Darfo – Scaduti i termini per pagare IMU e TASI: gli imprenditori bresciani, secondo uno studio di Confartigianato Lombardia, pagheranno quest’anno una media di 3.370 euro a testa per i due tributi, una somma pari al 34,6% del prelievo fiscale locale sulle micro imprese tipo, che ammonta a 9.736 euro e conta anche Irap, addizionale regionale Irpef e addizionale comunale Irpef. Numeri in linea con la media nazionale, che prevede un prelievo medio per impresa di 3.353 euro per IMU e TASI e di 10.248 euro per la somma delle cinque tasse locali.
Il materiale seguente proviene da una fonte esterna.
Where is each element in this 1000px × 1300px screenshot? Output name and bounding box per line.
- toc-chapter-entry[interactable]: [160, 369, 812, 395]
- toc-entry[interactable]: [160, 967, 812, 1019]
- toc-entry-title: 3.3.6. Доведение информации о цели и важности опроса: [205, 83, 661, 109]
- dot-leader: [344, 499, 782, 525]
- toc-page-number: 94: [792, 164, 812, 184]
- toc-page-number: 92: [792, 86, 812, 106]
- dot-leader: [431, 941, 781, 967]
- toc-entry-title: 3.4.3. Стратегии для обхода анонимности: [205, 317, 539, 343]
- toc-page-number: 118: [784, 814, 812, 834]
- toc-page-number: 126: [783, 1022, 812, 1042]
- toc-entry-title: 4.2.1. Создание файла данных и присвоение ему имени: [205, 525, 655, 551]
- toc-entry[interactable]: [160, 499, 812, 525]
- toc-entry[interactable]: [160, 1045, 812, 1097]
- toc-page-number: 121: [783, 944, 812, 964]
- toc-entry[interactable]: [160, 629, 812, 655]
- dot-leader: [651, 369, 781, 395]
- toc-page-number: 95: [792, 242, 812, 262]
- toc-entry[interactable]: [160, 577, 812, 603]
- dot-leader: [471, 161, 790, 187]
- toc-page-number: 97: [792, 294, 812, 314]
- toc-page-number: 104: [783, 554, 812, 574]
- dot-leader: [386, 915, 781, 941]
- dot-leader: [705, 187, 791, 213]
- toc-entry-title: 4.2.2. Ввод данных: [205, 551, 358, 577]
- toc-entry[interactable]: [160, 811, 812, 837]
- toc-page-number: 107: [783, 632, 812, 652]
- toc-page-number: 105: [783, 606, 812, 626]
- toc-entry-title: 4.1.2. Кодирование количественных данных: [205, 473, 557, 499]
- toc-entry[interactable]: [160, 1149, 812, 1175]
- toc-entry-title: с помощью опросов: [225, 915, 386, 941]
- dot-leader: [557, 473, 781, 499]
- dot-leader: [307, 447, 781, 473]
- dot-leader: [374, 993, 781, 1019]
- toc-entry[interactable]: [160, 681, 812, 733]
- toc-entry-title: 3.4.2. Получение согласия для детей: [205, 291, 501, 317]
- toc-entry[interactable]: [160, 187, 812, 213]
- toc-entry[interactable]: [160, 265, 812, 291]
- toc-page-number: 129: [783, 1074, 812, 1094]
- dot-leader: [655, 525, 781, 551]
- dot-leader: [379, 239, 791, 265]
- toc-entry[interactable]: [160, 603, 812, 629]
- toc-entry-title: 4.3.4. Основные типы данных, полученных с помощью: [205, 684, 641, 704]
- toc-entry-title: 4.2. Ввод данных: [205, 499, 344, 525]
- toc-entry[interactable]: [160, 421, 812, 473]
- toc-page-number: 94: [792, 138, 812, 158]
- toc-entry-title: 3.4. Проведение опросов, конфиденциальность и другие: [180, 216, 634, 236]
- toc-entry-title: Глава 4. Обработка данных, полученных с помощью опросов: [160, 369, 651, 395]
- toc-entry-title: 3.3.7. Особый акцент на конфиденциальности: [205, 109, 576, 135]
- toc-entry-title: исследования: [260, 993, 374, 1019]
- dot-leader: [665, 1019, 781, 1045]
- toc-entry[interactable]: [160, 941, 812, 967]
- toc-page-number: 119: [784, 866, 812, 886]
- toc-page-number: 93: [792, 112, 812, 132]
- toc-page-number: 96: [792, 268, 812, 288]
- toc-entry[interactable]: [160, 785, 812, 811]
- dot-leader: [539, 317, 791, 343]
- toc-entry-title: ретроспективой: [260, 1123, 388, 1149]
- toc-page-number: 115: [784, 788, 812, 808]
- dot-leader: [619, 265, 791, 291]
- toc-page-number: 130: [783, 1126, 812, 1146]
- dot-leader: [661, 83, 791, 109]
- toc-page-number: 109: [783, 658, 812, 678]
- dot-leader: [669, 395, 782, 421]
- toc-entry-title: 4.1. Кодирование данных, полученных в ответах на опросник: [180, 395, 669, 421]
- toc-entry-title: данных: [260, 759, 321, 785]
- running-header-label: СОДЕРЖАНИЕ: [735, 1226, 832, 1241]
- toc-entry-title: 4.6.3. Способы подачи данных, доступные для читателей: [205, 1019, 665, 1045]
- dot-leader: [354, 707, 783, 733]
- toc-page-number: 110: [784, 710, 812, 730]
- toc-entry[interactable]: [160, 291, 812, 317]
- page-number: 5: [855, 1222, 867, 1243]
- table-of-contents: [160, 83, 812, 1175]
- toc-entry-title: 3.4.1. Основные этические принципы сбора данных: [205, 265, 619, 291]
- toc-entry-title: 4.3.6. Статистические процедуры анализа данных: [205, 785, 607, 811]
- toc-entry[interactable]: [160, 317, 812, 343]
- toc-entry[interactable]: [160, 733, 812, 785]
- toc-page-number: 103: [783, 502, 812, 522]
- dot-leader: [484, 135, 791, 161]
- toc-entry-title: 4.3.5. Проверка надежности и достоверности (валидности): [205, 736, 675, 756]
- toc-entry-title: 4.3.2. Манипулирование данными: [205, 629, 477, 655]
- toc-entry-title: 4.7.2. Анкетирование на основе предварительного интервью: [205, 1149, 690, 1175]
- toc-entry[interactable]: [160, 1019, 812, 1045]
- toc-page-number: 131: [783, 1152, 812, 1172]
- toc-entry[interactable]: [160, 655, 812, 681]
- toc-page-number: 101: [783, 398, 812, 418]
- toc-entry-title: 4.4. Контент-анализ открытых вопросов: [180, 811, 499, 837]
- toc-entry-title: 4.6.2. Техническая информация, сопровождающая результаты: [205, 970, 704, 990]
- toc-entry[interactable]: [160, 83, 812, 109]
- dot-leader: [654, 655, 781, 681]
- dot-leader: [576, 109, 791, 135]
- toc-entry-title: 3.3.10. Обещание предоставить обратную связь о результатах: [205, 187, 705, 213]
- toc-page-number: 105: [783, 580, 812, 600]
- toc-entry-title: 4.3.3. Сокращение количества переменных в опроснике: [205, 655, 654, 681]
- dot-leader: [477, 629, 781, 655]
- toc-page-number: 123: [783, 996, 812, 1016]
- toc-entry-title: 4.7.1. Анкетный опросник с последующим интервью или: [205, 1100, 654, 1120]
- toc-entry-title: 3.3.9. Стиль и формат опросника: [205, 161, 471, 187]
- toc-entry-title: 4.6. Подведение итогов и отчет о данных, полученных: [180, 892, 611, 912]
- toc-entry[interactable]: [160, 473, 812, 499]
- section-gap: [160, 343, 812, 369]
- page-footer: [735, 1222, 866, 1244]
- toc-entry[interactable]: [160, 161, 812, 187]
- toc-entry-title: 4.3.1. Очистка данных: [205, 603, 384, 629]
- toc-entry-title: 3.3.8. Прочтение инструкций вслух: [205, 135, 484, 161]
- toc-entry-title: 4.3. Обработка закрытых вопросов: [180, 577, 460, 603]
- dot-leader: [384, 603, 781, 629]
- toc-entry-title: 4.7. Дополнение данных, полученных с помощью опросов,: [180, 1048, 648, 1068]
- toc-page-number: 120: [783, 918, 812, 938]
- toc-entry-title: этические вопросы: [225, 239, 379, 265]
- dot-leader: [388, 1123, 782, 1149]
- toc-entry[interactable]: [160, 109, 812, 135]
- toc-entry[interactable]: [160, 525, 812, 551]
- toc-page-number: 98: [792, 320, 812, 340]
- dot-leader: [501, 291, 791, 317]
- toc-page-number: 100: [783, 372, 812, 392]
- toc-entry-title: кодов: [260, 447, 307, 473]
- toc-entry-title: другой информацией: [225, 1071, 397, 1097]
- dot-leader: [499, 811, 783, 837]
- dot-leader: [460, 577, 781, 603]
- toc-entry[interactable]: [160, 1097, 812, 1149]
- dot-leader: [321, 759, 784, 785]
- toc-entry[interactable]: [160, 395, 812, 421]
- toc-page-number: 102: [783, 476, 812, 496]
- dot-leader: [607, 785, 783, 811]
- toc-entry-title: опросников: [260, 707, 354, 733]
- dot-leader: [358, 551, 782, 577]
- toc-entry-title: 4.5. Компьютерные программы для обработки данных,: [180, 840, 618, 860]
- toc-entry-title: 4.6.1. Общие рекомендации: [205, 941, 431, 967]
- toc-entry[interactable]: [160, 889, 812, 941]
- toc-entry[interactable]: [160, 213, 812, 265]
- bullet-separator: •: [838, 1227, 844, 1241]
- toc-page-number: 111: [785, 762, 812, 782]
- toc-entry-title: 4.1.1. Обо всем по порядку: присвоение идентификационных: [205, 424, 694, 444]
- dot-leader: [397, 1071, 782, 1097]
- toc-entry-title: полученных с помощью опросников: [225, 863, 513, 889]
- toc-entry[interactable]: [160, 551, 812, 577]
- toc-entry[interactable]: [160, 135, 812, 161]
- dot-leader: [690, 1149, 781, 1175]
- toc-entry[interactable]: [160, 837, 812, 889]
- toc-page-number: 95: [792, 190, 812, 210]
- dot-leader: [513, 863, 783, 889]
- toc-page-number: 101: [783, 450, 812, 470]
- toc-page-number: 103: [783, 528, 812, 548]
L’analisi delle modalità di applicazione dei tributi comunali sugli immobili ha evidenziato un aggravio del prelievo fiscale sulle imprese causata dalla indeducibilità IMU, che genera l’effetto perverso di ‘ulteriori tasse sulle tasse’ con un extra gettito di IRPEF ed IRAP. Nel complesso in Lombardia l’indeducibilità IMU determina un extra gettito per impresa di 893 euro che comporta un incremento del 9,0% del prelievo locale dei cinque tributi, che passa da 9.868 euro/anno a 10.761 euro/anno.massetti

“La spesa a carico delle imprese purtroppo è anche peggiore – sottolinea il presidente di Confartigianato Imprese Unione di Brescia e Lombardia, Eugenio Massetti – perché l’indeducibilità all’80% dell’IMU e la totale indeducibilità dell’Irap comportano di fatto un ulteriore esborso fiscale di 884 euro per ciascun imprenditore bresciano, pari a un significativo +9%. Insomma, una tassa sulla tassa che porta il prelievo fiscale locale medio a superare di molto i diecimila euro”. Il peso fiscale locale complessivo, considerando le indeducibilità, raggiunge infatti a Brescia quota 10.620 euro.

“I capannoni sono beni di lavoro, non di lusso – prosegue Massetti. Se è vero che l’emergenza è finita, come il Governo e alcuni indicatori confermano, riteniamo indispensabile che l’Imu sugli immobili strumentali sia totalmente deducibile. È una misura odiosa, perché colpisce bene che in sé non danno reddito, anzi, sono indispensabili per produrlo e rappresenta un ostacolo agli investimenti”.